Another source of uncertainty stems from the fact that many Ghanaians have more than one mobile money account. It’s very expensive to make cross-network payments, so it’s common for people to use multiple accounts with different providers to match networks with different payees. What happens if someone transfers 100 Cedis on one network and another 100 Cedis on a different network, both on the same day? How will the second service provider know about the first transfer?
There’s nothing specific about monitoring in the Act but the (perhaps-surprising) answer seems to be that government will monitor every payment made by every individual on all their accounts, every day. So, when the Guidelines say: “Everyone has a daily tax-free threshold (Limit) GHS 100 – that is every person will be able to send up to GHS 100 a day without the payment of the Levy” the government seems set to make sure the limitation sticks: “This accrues to a person (individual or entity) who has updated his/her records with the Charging Entities using Ghana Card PIN or Taxpayer Identification Number (TIN)”.
There will apparently be another piece of GRA “middleware” to store and track all the electronic transfers reported by everyone in Ghana every day, to police the 100 Cedis Levy-free limit. It seems likely that a lot of people will find this level of reporting and monitoring quite intrusive and decide that cash is still king after all. Can this really be implemented through Administrative Guidelines, under Section 9 of the Act rather than being shown transparently on the face of the legislation? And can it really be implemented satisfactorily in practice, or will there be a multiplicity of errors?

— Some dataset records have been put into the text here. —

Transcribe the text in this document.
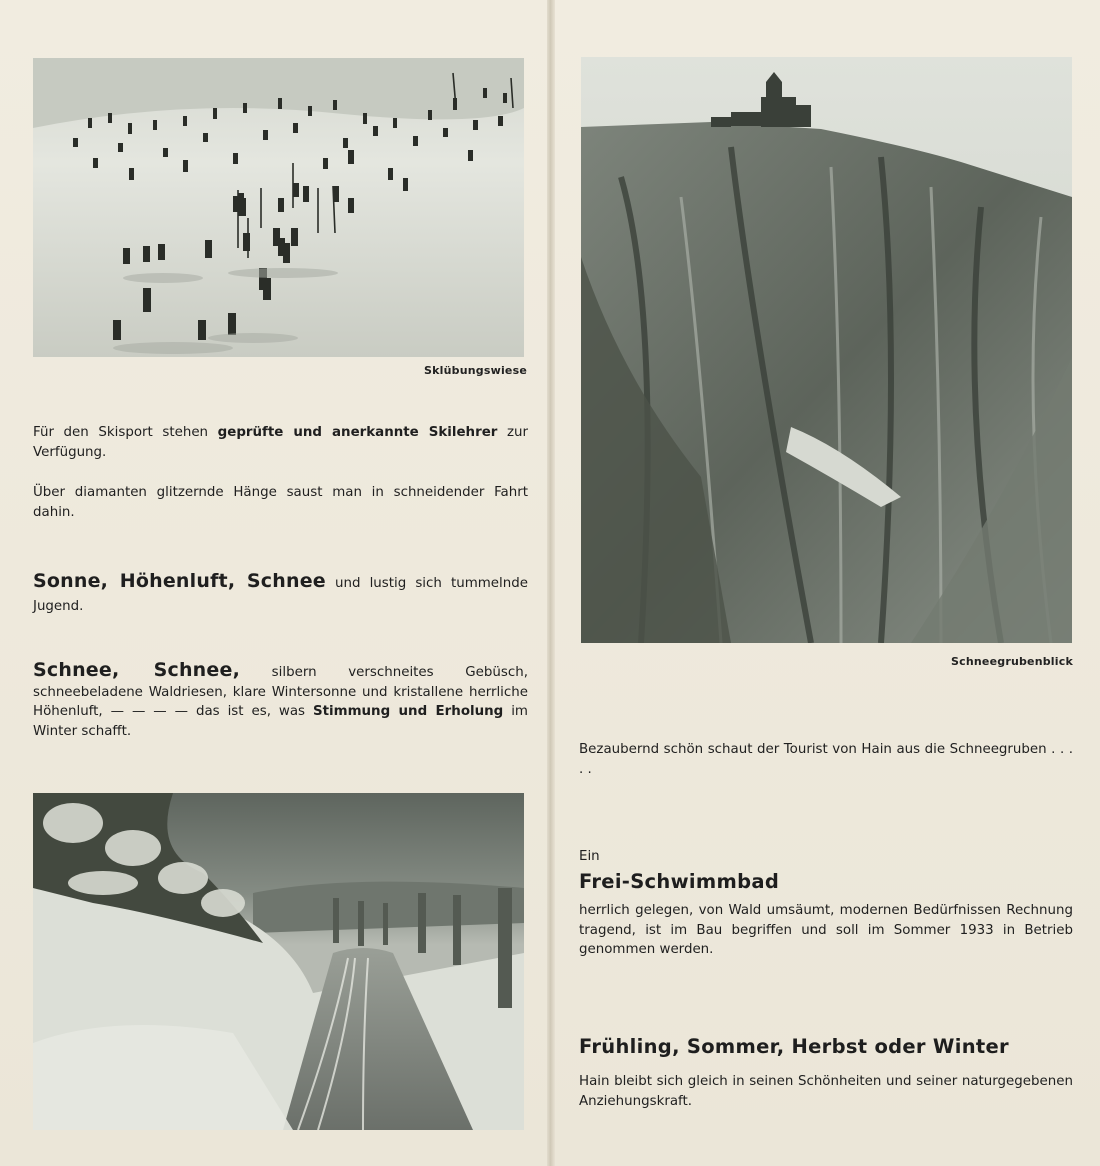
Sklübungswiese

Für den Skisport stehen geprüfte und anerkannte Skilehrer zur Verfügung.

Über diamanten glitzernde Hänge saust man in schneidender Fahrt dahin.

Sonne, Höhenluft, Schnee und lustig sich tummelnde Jugend.

Schnee, Schnee, silbern verschneites Gebüsch, schneebeladene Waldriesen, klare Wintersonne und kristallene herrliche Höhenluft, — — — — das ist es, was Stimmung und Erholung im Winter schafft.

Schneegrubenblick

Bezaubernd schön schaut der Tourist von Hain aus die Schneegruben . . . . .

Ein

Frei-Schwimmbad

herrlich gelegen, von Wald umsäumt, modernen Bedürfnissen Rechnung tragend, ist im Bau begriffen und soll im Sommer 1933 in Betrieb genommen werden.

Frühling, Sommer, Herbst oder Winter

Hain bleibt sich gleich in seinen Schönheiten und seiner naturgegebenen Anziehungskraft.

Further clarification required
These are just a few of the many questions that remain to be answered. With luck, someone knows what the policy intent is and will add it into Guidelines. Ideally, we’ll see some clarification in the next few days. But it would be much better if it was all clear in the law itself. It’s great to have simple, straightforward language and a very short Act – but only if it is clear how the law works. Otherwise, people will be frustrated, and the courts will be clogged up with dispute after dispute. Even if the Supreme Court decides that the Act meets the constitutional requirements, it seems there is a long way to go before any of us really know what it means and how it’s going to work.